Collaborative efforts between healthcare providers, health insurers and employers are eliminating wasteful and unnecessary healthcare costs, while improving the quality of care.
For instance, in Hillsboro, Ore., two healthcare systems, a health insurer and Intel voluntarily joined forces and saved $2 million in administrative costs, thanks to streamlined patient scheduling and registration, report Kaiser Health News and USA Today. By cutting back on unnecessary doctor visits and tests, the cost per patient dropped 10 percent to 30 percent.
The collaboration also reduced treatment time, with back pain patients completing their treatment in 21 days, compared to 52 days previously.
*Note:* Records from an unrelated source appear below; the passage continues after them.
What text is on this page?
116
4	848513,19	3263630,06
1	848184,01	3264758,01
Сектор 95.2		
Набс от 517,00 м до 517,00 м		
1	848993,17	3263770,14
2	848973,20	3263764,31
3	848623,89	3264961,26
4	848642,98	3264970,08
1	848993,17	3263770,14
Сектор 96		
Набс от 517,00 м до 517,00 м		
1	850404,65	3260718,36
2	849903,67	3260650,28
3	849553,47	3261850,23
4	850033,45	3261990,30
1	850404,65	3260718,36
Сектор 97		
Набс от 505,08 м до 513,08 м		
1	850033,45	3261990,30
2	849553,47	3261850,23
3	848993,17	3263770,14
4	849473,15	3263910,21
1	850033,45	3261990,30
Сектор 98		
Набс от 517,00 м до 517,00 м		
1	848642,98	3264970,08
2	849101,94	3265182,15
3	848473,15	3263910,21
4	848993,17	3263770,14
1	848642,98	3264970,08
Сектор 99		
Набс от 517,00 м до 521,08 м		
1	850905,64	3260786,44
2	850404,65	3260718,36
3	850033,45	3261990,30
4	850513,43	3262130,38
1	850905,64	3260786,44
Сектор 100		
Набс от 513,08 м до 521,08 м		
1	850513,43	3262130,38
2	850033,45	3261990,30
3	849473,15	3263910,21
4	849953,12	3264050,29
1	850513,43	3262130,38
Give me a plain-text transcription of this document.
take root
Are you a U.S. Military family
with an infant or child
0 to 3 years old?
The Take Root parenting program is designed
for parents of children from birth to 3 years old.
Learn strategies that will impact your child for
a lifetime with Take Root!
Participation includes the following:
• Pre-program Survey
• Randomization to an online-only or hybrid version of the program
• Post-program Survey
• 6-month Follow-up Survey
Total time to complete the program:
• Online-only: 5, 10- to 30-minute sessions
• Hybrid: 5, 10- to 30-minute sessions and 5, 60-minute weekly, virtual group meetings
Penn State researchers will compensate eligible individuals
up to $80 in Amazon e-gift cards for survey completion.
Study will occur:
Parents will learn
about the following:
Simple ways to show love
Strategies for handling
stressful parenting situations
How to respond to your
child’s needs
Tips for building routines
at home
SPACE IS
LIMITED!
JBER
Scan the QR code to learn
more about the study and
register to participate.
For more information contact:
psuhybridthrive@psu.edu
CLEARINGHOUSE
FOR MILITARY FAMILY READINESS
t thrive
Similar partnerships are sprouting up across the country, the article notes. Health system AtlantiCare and Unite Here Health, a hotel workers' union health plan, teamed up in 2007 to provide intensive outpatient care to expensive chronic care patients in Atlantic City, N.J. Their jointly funded clinic led to reduced patient smoking, and blood pressure and diabetic blood sugar levels. With healthier patients, hospital admissions declined 41 percent and emergency department visits fell 48 percent, according to KHN and USA Today.
Similarly, Blue Shield of California collaborated with Catholic Healthcare West, Hill Physicians Medical Group and CalPERS in Sacramento. Thanks to their teamwork, hospital length of stay and readmissions both fell 15 percent in 2010, saving more than $20 million.
In order for such provider-payer-employer partnerships to succeed, involved parties must get on board with sharing proprietary medical and financial information, cutting back on unnecessary care and yielding some professional autonomy, the article notes.